Northern Ireland is also the only part of the UK where same-sex marriage is not legal, and where the clients of sex workers are criminalised – a measure that has been loudly criticised by sex workers themselves for putting them at greater risk by making their working conditions more dangerous.
The 1861 Offences Against the Person Act criminalised abortion in the UK. Women in England, Wales and Scotland were exempted from this law by the 1967 Abortion Act, which does not apply to Northern Ireland.
An emergency House of Commons debate was held on Tuesday 5 June about proposals to change this.

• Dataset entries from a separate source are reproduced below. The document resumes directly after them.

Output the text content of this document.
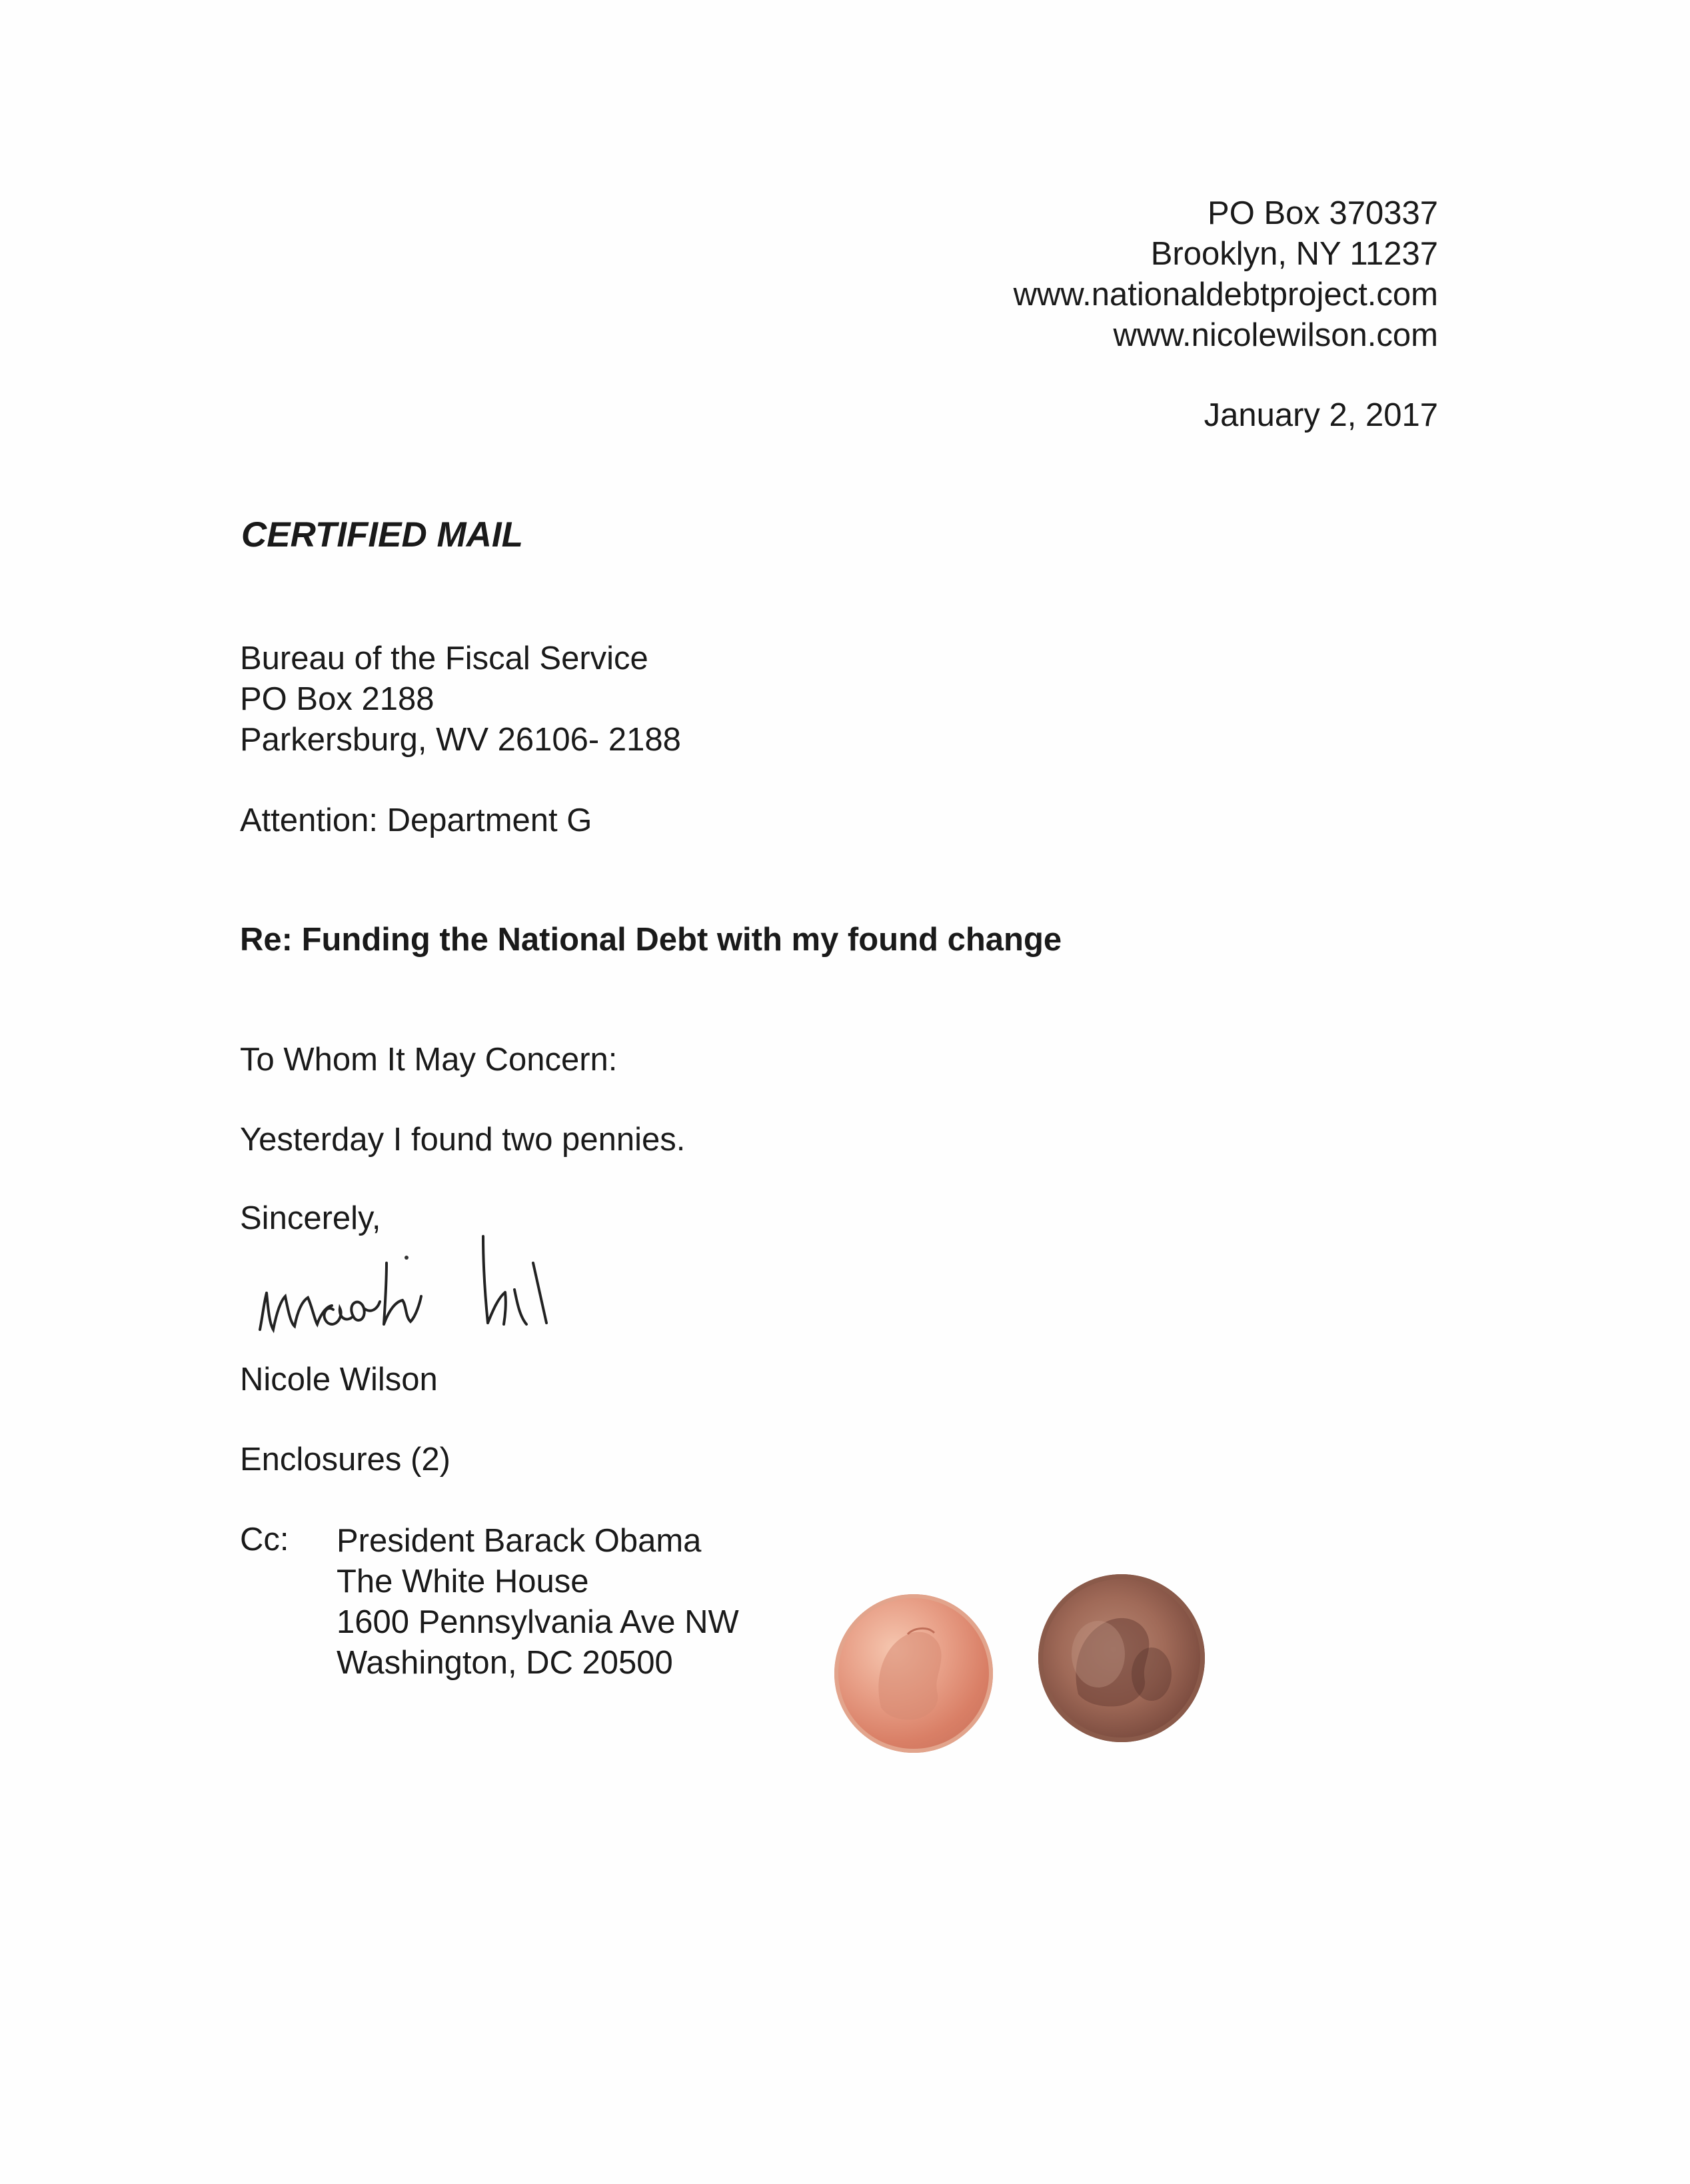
PO Box 370337
Brooklyn, NY 11237
www.nationaldebtproject.com
www.nicolewilson.com
January 2, 2017
CERTIFIED MAIL
Bureau of the Fiscal Service
PO Box 2188
Parkersburg, WV 26106- 2188
Attention: Department G
Re: Funding the National Debt with my found change
To Whom It May Concern:
Yesterday I found two pennies.
Sincerely,
Nicole Wilson
Enclosures (2)
Cc: President Barack Obama
The White House
1600 Pennsylvania Ave NW
Washington, DC 20500
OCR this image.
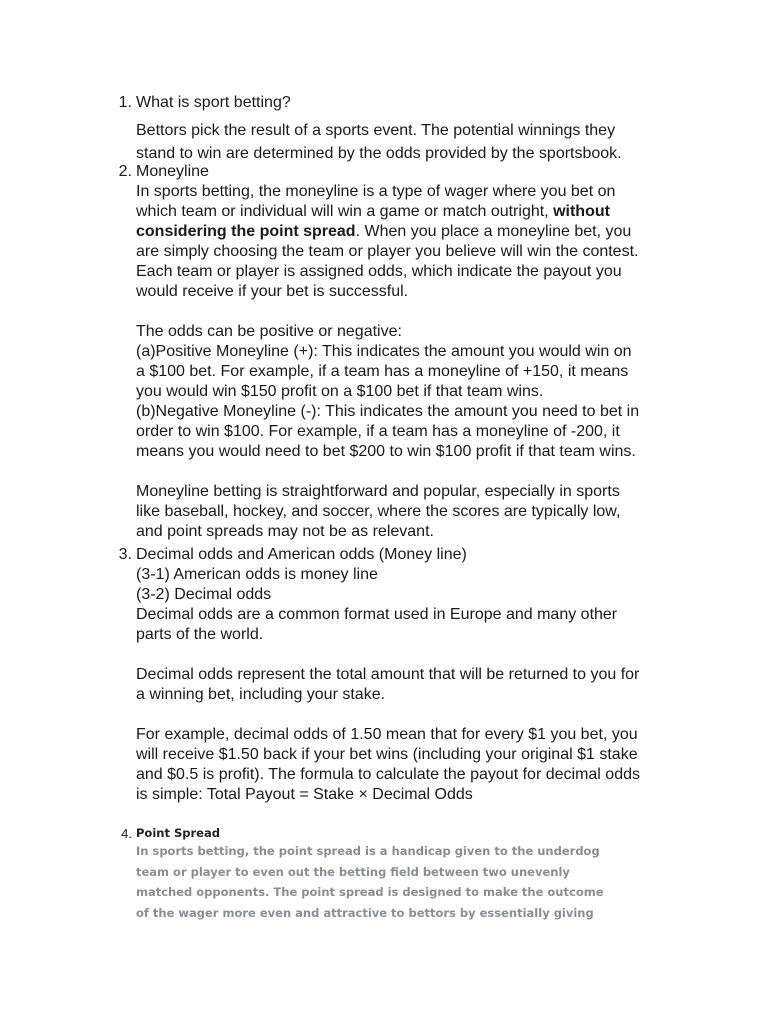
1. What is sport betting?

Bettors pick the result of a sports event. The potential winnings they
stand to win are determined by the odds provided by the sportsbook.

2. Moneyline

In sports betting, the moneyline is a type of wager where you bet on
which team or individual will win a game or match outright, without
considering the point spread. When you place a moneyline bet, you
are simply choosing the team or player you believe will win the contest.
Each team or player is assigned odds, which indicate the payout you
would receive if your bet is successful.

The odds can be positive or negative:

(a)Positive Moneyline (+): This indicates the amount you would win on
a $100 bet. For example, if a team has a moneyline of +150, it means
you would win $150 profit on a $100 bet if that team wins.

(b)Negative Moneyline (-): This indicates the amount you need to bet in
order to win $100. For example, if a team has a moneyline of -200, it
means you would need to bet $200 to win $100 profit if that team wins.

Moneyline betting is straightforward and popular, especially in sports
like baseball, hockey, and soccer, where the scores are typically low,
and point spreads may not be as relevant.

3. Decimal odds and American odds (Money line)

(3-1) American odds is money line

(3-2) Decimal odds

Decimal odds are a common format used in Europe and many other
parts of the world.

Decimal odds represent the total amount that will be returned to you for
a winning bet, including your stake.

For example, decimal odds of 1.50 mean that for every $1 you bet, you
will receive $1.50 back if your bet wins (including your original $1 stake
and $0.5 is profit). The formula to calculate the payout for decimal odds
is simple: Total Payout = Stake × Decimal Odds

4. Point Spread

In sports betting, the point spread is a handicap given to the underdog
team or player to even out the betting field between two unevenly
matched opponents. The point spread is designed to make the outcome
of the wager more even and attractive to bettors by essentially giving
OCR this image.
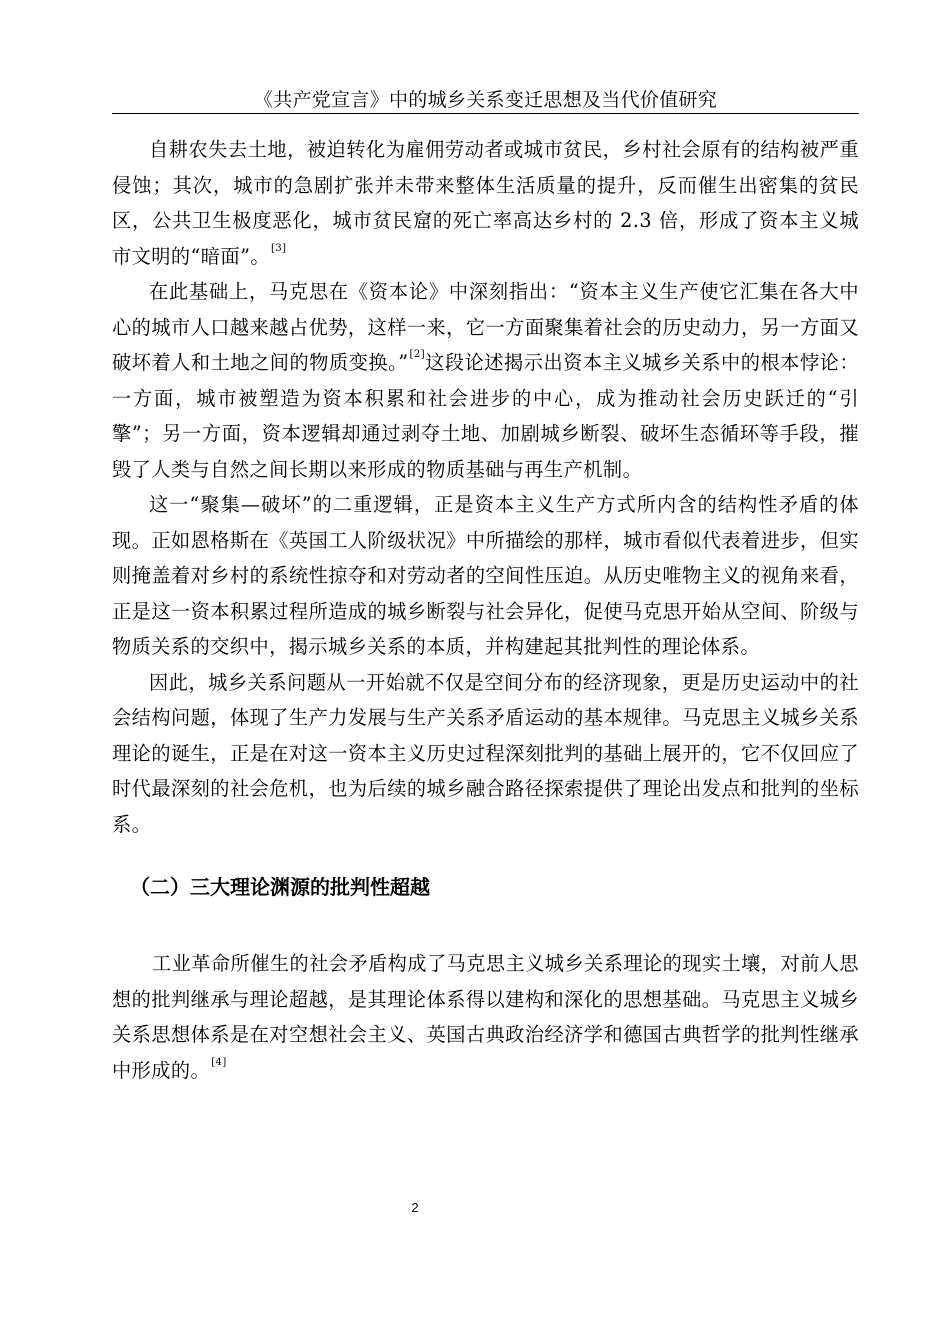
《共产党宣言》中的城乡关系变迁思想及当代价值研究

自耕农失去土地，被迫转化为雇佣劳动者或城市贫民，乡村社会原有的结构被严重侵蚀；其次，城市的急剧扩张并未带来整体生活质量的提升，反而催生出密集的贫民区，公共卫生极度恶化，城市贫民窟的死亡率高达乡村的 2.3 倍，形成了资本主义城市文明的“暗面”。[3]

在此基础上，马克思在《资本论》中深刻指出：“资本主义生产使它汇集在各大中心的城市人口越来越占优势，这样一来，它一方面聚集着社会的历史动力，另一方面又破坏着人和土地之间的物质变换。”[2]这段论述揭示出资本主义城乡关系中的根本悖论：一方面，城市被塑造为资本积累和社会进步的中心，成为推动社会历史跃迁的“引擎”；另一方面，资本逻辑却通过剥夺土地、加剧城乡断裂、破坏生态循环等手段，摧毁了人类与自然之间长期以来形成的物质基础与再生产机制。

这一“聚集—破坏”的二重逻辑，正是资本主义生产方式所内含的结构性矛盾的体现。正如恩格斯在《英国工人阶级状况》中所描绘的那样，城市看似代表着进步，但实则掩盖着对乡村的系统性掠夺和对劳动者的空间性压迫。从历史唯物主义的视角来看，正是这一资本积累过程所造成的城乡断裂与社会异化，促使马克思开始从空间、阶级与物质关系的交织中，揭示城乡关系的本质，并构建起其批判性的理论体系。

因此，城乡关系问题从一开始就不仅是空间分布的经济现象，更是历史运动中的社会结构问题，体现了生产力发展与生产关系矛盾运动的基本规律。马克思主义城乡关系理论的诞生，正是在对这一资本主义历史过程深刻批判的基础上展开的，它不仅回应了时代最深刻的社会危机，也为后续的城乡融合路径探索提供了理论出发点和批判的坐标系。

（二）三大理论渊源的批判性超越

工业革命所催生的社会矛盾构成了马克思主义城乡关系理论的现实土壤，对前人思想的批判继承与理论超越，是其理论体系得以建构和深化的思想基础。马克思主义城乡关系思想体系是在对空想社会主义、英国古典政治经济学和德国古典哲学的批判性继承中形成的。[4]

2
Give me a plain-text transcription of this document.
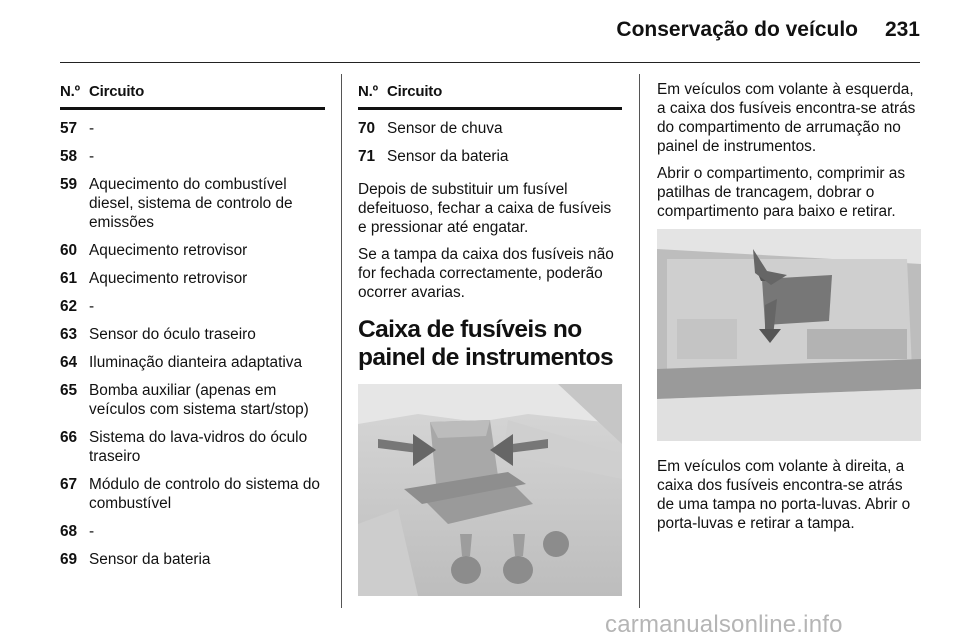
Conservação do veículo 231
N.º Circuito
57 -
58 -
59 Aquecimento do combustível diesel, sistema de controlo de emissões
60 Aquecimento retrovisor
61 Aquecimento retrovisor
62 -
63 Sensor do óculo traseiro
64 Iluminação dianteira adaptativa
65 Bomba auxiliar (apenas em veículos com sistema start/stop)
66 Sistema do lava-vidros do óculo traseiro
67 Módulo de controlo do sistema do combustível
68 -
69 Sensor da bateria
N.º Circuito
70 Sensor de chuva
71 Sensor da bateria

Depois de substituir um fusível defeituoso, fechar a caixa de fusíveis e pressionar até engatar.

Se a tampa da caixa dos fusíveis não for fechada correctamente, poderão ocorrer avarias.

Caixa de fusíveis no painel de instrumentos

Em veículos com volante à esquerda, a caixa dos fusíveis encontra-se atrás do compartimento de arrumação no painel de instrumentos.

Abrir o compartimento, comprimir as patilhas de trancagem, dobrar o compartimento para baixo e retirar.

Em veículos com volante à direita, a caixa dos fusíveis encontra-se atrás de uma tampa no porta-luvas. Abrir o porta-luvas e retirar a tampa.

carmanualsonline.info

Stella Creasy, a London MP, opened the debate with an impassioned call for the dignity of Northern Irish women to finally be respected.
“I make no apology putting the safety and dignity of women first as part of equality between the sexes,” Creasy said.
‘I make no apology putting the safety and dignity of women first as part of equality between the sexes’
These proposed legislative changes are very significant, especially in the current absence of functioning devolution – which is the most common excuse for inaction. “It seems as though the rights of women in Northern Ireland were traded as part of the devolution settlement,” said Maria Miller MP said, during last week’s debate.
Heidi Allen was one of two MPs who spoke of their own experiences of abortion in the House of Commons – a first for the British parliament.
She spoke about her “incredibly hard decision” to have a termination – only to followed by abusive, anti-choice rhetoric from Sammy Wilson, a DUP MP who made erroneous claims of foetuses being “discarded and thrown in the bin” across the UK.
On @StephenNolan today -
DUP MP Sammy Wilson accused of insensitivity as he refers to aborted foetuses being "discarded and put in a bin" pic.twitter.com/ECytbC55bi
— The Nolan Show, BBC (@BBCNolan) June 6, 2018
Another DUP MP, Ian Paisley, added that terminations were being used as ‘contraception’ in the rest of the UK, and that MPs were acting in haste by trying to repeal the Victorian-era laws that still apply in Northern Ireland.
Several of the DUP’s statements seemed to have been lifted directly from leaflets and posters by the anti-choice campaigns, including Both Lives Matter.
After the debate, for example, the DUP’s Jim Wells, a former health minister in Northern Ireland’s devolved assembly, compared abortion to the Holocaust.
This comparison has also been made by US anti-abortion campaigners, including The Radiance Foundation – among the many foreign advertisers who targeted Irish voters on Facebook in the run-up to the referendum.
A majority of the Supreme Court found that the current law’s prohibition on abortion in Northern Ireland, even in cases of fatal foetal abnormality and sexual crimes, is incompatible with Article 8 (right to private and family life) of the European Convention on Human Rights, though it ultimately dismissed the case.
The result has been seized upon by both sides as a victory – yet more evidence of how polarised this debate has become.
Theresa May, the UK’s prime minister, is facing increasing pressure to address women’s restricted access to reproductive rights in Northern Ireland, once and for all – putting her controversial coalition with the DUP at risk in the process.
While increasing numbers of Conservative MPs rally behind Northern Irish women, in the seemingly never-ending battle for agency over their own bodies, the UK’s anti-rights ‘ghetto’ has become impossible to ignore.